Lilly’s respect for his friend and colleague also stems from the culture the two familiarized themselves with while playing for the Beavers. Simon has adjusted well and conquered mountains that would be impossible for most. It’s one of the first things Lilly acknowledges when asked what he’s noticed from afar that makes Simon stand out.
The Independence head coach knows what the standard is in the program from his days as a player and a coach.
On the heels of Merrill Gainer and Chmara, two coaches that led the Beavers to a combined six titles in a 25-year span from 1959-84, Simon carved his own path, withstanding the brunt of an eight-year playoff drought at the start his career to ultimately compete for 12 state championships, winning five of them.
“The old adage is don’t follow the legend,” Lilly said. “He had to follow two legends and that’s tough to do. I don’t know if anybody could give him enough credit for the transition of taking the school from 1,200 or 1,300 students to 500 students. In doing that, he kept the same level of excellence if not better. Some would argue he’s had more success than the previous two coaches. But you’ve seen schools in southern West Virginia, for instance a Mount View, that once had great football traditions but because of loss of population totally lost their identity and the clout, for lack of a better word. I don’t think people in southern West Virginia give him enough credit for that. I don’t know anybody that I know that could’ve done that.
“To win all those state championship in triple-A, lose almost 1,000 students and still continue to go to 12 more state championships.

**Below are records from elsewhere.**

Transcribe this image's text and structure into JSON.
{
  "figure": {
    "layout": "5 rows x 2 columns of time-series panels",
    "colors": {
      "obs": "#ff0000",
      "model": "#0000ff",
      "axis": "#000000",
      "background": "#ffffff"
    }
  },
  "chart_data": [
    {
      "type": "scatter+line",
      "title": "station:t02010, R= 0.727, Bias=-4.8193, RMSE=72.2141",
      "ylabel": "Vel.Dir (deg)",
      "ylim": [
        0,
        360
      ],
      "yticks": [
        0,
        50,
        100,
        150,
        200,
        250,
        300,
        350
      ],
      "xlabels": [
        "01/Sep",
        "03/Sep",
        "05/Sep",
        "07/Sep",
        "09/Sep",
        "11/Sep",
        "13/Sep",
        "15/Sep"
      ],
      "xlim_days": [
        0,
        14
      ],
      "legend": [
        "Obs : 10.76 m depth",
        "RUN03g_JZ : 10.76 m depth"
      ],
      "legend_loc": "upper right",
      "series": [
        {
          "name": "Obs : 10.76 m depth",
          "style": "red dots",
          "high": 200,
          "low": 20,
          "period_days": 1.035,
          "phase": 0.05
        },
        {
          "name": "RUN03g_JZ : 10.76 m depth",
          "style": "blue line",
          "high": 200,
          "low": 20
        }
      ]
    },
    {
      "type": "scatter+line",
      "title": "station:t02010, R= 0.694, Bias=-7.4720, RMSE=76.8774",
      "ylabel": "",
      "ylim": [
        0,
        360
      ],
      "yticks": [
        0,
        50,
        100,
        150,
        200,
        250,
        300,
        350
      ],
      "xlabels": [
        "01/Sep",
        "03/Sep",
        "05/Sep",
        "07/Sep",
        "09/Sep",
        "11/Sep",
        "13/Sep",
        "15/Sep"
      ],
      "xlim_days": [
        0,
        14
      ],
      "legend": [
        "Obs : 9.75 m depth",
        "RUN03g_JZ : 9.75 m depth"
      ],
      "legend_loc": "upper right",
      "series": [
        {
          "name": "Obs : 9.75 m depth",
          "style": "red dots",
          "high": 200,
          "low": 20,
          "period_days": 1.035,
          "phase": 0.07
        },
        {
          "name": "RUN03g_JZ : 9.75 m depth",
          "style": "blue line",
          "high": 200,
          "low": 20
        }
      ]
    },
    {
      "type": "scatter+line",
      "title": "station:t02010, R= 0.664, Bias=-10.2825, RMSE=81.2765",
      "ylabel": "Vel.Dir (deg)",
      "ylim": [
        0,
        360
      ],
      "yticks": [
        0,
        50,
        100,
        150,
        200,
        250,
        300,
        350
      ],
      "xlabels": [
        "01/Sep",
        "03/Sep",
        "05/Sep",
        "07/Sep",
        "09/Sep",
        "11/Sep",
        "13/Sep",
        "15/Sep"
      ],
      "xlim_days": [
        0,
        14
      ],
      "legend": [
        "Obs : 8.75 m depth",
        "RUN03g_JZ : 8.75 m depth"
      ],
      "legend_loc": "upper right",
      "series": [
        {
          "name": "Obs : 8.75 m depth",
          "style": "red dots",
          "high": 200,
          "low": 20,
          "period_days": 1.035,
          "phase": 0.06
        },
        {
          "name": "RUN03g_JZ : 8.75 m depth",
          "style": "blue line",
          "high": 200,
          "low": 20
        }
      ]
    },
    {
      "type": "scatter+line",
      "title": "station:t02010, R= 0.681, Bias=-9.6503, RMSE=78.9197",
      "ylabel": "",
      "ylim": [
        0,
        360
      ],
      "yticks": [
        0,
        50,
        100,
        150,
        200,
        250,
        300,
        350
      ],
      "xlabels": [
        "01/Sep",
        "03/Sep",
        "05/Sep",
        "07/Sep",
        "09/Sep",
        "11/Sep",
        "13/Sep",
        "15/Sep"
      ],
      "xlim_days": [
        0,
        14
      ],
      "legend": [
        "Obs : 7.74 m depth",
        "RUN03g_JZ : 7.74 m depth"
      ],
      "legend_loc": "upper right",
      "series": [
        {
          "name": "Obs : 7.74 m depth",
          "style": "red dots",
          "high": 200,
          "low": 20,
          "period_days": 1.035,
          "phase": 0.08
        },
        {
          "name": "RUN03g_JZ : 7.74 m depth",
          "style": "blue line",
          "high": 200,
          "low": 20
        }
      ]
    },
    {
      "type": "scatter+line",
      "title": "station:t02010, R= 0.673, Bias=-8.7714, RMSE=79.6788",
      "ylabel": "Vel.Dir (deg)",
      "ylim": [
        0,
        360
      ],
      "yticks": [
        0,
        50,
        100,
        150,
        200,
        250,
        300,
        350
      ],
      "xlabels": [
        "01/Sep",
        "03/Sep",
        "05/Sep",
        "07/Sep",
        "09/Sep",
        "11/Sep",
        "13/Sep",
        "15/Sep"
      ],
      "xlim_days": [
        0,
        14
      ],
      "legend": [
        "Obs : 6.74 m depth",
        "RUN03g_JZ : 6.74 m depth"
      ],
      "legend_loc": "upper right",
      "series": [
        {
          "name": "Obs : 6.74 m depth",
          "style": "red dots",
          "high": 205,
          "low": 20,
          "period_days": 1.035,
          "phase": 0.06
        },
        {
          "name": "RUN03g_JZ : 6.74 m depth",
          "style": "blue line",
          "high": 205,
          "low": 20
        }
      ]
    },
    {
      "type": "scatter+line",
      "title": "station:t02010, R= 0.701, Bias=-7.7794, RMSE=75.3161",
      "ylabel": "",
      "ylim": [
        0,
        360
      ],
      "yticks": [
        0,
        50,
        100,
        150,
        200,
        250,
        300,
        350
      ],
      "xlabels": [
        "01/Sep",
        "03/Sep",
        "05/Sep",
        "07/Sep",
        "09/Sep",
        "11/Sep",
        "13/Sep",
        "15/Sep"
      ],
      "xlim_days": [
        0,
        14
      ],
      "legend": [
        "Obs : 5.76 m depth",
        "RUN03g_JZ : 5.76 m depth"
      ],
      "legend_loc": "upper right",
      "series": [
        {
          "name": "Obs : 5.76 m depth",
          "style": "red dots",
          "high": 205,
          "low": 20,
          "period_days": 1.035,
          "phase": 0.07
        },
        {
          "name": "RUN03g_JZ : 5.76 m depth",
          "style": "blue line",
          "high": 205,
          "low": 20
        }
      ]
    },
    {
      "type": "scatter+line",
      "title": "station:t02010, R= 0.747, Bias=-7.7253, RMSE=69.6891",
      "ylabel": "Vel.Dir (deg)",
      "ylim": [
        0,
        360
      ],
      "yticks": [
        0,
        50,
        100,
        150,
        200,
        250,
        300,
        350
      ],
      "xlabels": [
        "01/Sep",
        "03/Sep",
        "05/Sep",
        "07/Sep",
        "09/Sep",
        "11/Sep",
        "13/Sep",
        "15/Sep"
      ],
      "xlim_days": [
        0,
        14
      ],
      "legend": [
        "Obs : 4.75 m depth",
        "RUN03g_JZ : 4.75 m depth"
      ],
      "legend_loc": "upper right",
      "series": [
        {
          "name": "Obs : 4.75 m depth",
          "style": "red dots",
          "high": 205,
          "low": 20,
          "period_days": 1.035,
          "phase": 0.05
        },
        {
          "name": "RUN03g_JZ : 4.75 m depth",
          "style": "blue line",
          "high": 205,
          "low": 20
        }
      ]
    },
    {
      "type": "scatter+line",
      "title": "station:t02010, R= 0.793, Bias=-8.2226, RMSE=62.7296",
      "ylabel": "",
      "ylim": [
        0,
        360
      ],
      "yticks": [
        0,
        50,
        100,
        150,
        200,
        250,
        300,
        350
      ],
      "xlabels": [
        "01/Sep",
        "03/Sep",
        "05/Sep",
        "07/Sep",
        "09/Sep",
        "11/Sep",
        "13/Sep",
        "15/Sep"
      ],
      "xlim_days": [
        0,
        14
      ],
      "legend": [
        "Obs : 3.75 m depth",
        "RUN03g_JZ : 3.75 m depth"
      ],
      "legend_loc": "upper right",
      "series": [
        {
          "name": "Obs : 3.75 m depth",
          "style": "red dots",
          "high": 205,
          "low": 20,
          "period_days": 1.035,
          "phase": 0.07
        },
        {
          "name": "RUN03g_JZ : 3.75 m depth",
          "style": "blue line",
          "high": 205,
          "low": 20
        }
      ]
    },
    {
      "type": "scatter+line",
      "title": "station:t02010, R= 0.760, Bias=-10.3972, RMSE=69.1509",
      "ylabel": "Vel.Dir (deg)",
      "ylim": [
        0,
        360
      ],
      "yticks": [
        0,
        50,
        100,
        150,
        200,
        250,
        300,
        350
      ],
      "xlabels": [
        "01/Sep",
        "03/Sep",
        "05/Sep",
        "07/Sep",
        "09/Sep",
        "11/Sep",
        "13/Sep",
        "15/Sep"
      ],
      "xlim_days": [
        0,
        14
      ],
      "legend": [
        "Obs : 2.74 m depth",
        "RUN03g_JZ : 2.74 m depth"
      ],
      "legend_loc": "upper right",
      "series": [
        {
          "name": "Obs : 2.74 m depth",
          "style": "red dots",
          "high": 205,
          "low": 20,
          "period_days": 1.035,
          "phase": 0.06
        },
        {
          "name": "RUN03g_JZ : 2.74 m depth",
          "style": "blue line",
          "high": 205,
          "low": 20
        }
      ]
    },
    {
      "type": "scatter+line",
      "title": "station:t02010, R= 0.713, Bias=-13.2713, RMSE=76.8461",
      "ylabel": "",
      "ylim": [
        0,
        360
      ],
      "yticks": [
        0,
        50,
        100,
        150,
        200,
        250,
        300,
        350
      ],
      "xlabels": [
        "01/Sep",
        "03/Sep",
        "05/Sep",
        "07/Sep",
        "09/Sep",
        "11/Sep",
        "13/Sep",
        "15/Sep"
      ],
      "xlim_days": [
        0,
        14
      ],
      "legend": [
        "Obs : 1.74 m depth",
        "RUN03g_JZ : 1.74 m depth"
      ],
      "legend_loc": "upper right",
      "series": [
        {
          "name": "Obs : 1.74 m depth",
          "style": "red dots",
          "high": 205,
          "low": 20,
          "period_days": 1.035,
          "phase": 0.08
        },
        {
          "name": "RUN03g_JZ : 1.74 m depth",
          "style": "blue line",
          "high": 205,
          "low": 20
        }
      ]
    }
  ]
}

People always say they’re always blessed with athletes, and yeah but so are the people they play. It’s not like Fairmont, Weir and Bridgeport don’t have athletes either. I think that’s something that should be a part of his legacy. I don’t know that anybody can follow him, I really don’t. That standard is so high and you see it and you smell it when you walk into the building and you see all the state championship teams and award winners. I don’t know that anybody gives him enough credit for it. I Think he’s the best coach in the state of West Virginia. I’m not buttering him up. Whether we win or lose I’ll still feel that way. Why wouldn’t I pick his brain? I’m not the smartest guy in the world but I try to surround myself with people who are.”